Barked: Sun Apr 14, '13 8:47am PST 
When I first got Chaplin at 8 weeks Baby actually ran away from him. On the car ride back from the breeder Baby actually turned around and faced the back of the car the whole ride so as not the look at him and in the hotel he jumped up to avoid him. He hated the little guy and would walk away when Chaplin tried to play. After about a month though he got a little more accepting. He'd let the little tyke chew on his bones and play with his toys in that absent father kind of way haha. Then another month they became better pals but Baby was still kind of reserved. He just played tug with Chaplin...

Once Chaplin was six months Baby was finally pretty accepting and now at a year they're best friends.

Baby is still pretty young and is sort of able to keep up with the excess energy of Chaplin though you can tell it sort of wears him out after a certain point...

Because your dog is a bit older I'm sure the problem will start as just a general distaste for this newcomer and then arise from energy levels. Make sure you get involved if you think the puppy is being too "annoying" to avoid any problems or stress or injuries.

But you never know.

Edited by author Sun Apr 14, '13 8:48am PST

Sanka- I'll Miss- You

The ground is my- newspaper.
Barked: Sun Apr 14, '13 4:58pm PST 
Totally been there.

Sanka was 9 when I got my pup. Sanka just doesn't care for pups in general. He finds them annoying and just avoids the fuss. He would even spit out treats and go away when the pup would come near. Totally abnormal for a chow hound.
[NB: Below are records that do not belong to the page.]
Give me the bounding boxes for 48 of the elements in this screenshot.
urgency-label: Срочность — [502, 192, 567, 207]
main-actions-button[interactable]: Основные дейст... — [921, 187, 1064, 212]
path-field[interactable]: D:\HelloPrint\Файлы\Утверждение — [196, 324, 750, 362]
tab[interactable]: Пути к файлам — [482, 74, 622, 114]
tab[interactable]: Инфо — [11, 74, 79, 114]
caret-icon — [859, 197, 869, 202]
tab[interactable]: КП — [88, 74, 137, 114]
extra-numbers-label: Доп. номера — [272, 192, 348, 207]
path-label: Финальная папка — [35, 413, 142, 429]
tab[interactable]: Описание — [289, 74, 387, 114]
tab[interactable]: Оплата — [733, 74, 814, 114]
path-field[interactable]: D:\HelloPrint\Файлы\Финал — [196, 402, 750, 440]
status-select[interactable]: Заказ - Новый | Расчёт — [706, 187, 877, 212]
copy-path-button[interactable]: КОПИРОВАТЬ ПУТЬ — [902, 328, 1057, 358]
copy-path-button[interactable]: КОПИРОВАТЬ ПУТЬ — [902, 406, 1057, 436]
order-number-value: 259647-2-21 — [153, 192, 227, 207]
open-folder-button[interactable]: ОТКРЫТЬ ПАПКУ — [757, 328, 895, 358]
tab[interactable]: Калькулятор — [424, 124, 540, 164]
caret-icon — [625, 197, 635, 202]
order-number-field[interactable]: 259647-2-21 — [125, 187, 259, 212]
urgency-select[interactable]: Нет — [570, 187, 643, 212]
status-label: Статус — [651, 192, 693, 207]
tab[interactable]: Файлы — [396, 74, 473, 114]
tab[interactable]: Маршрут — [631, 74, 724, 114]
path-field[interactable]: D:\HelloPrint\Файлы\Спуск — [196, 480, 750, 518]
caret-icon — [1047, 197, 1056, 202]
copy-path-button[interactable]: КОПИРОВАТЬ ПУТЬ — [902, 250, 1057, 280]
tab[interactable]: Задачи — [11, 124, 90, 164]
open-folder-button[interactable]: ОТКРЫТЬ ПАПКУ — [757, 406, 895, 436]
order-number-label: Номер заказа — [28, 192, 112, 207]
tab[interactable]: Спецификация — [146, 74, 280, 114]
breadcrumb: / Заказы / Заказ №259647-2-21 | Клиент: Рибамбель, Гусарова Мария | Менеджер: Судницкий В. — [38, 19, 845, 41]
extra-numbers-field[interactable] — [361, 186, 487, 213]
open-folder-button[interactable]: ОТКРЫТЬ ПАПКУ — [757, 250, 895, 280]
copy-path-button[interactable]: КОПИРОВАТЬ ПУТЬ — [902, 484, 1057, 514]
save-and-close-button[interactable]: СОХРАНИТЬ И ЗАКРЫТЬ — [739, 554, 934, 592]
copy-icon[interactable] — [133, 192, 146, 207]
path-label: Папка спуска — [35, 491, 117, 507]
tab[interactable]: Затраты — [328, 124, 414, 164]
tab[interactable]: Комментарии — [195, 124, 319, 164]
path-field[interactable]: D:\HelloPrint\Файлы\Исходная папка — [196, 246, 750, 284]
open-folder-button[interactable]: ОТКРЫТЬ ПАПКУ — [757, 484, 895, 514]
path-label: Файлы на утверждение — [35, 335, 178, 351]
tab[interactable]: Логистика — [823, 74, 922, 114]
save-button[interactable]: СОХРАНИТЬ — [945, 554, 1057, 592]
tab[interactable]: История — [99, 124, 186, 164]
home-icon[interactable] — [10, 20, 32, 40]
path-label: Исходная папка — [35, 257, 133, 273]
My 2 aren't really best buddies. They get along just fine and play a little bit, not much. But they don't really interact much with each other.

The best thing is to give your older dog space. If the older dog doesn't want to be around the puppy, then that's fine. Once the pup starts to grow up, your dog may find more interest in it, assuming your older dog does fine with other dogs.

Give your dog some one on one time with you too. Puppies sleep a lot, so maybe crate the pup for nap times so your older dog will feel more comfortable around the home. It will be an uphill battle until your pup is over a year old. It will be frustrating as your older dog will seem saddened by your choice. But it just takes time. As long as you're giving both dogs breaks from each other and time to breathe, it should be okay.
Jewel, PCD

8.6lbs of fury- in a bow!
Barked: Mon Apr 15, '13 7:59am PST 
I just got a puppy a week ago and my older dog is probably 4-6 years old (rescue) but since I did fostering before Jewel was very used to having strange dogs just appear in her house. She knows how to let me know she wants private time either with me or just by herself. I have a babygate up and if Jewel has had enough she goes to the gate, I let her through and there ya go she can go on the other side of the house for a break.

Puppies can be a real pain. I always praise Jewel when she does decide to play with the puppy, even randomly give her treats when the puppy is around.

But I agree with the others, with that big of an age difference I wouldn't expect them to be buddy-buddy.

Member Since
Barked: Mon Apr 15, '13 6:48pm PST 
It would probably be best not to force them to be together. It's probably the age difference that's keeping your senior dog from socializing with your new puppy, but give it time. You don't have to change your puppy's living arrangements but you may want to separate them while you can. However, make sure that you spend the same amount of time for both dogs. Eventually try to get them in the same room while you are around. Hopefully, in the future, they would want to coexist.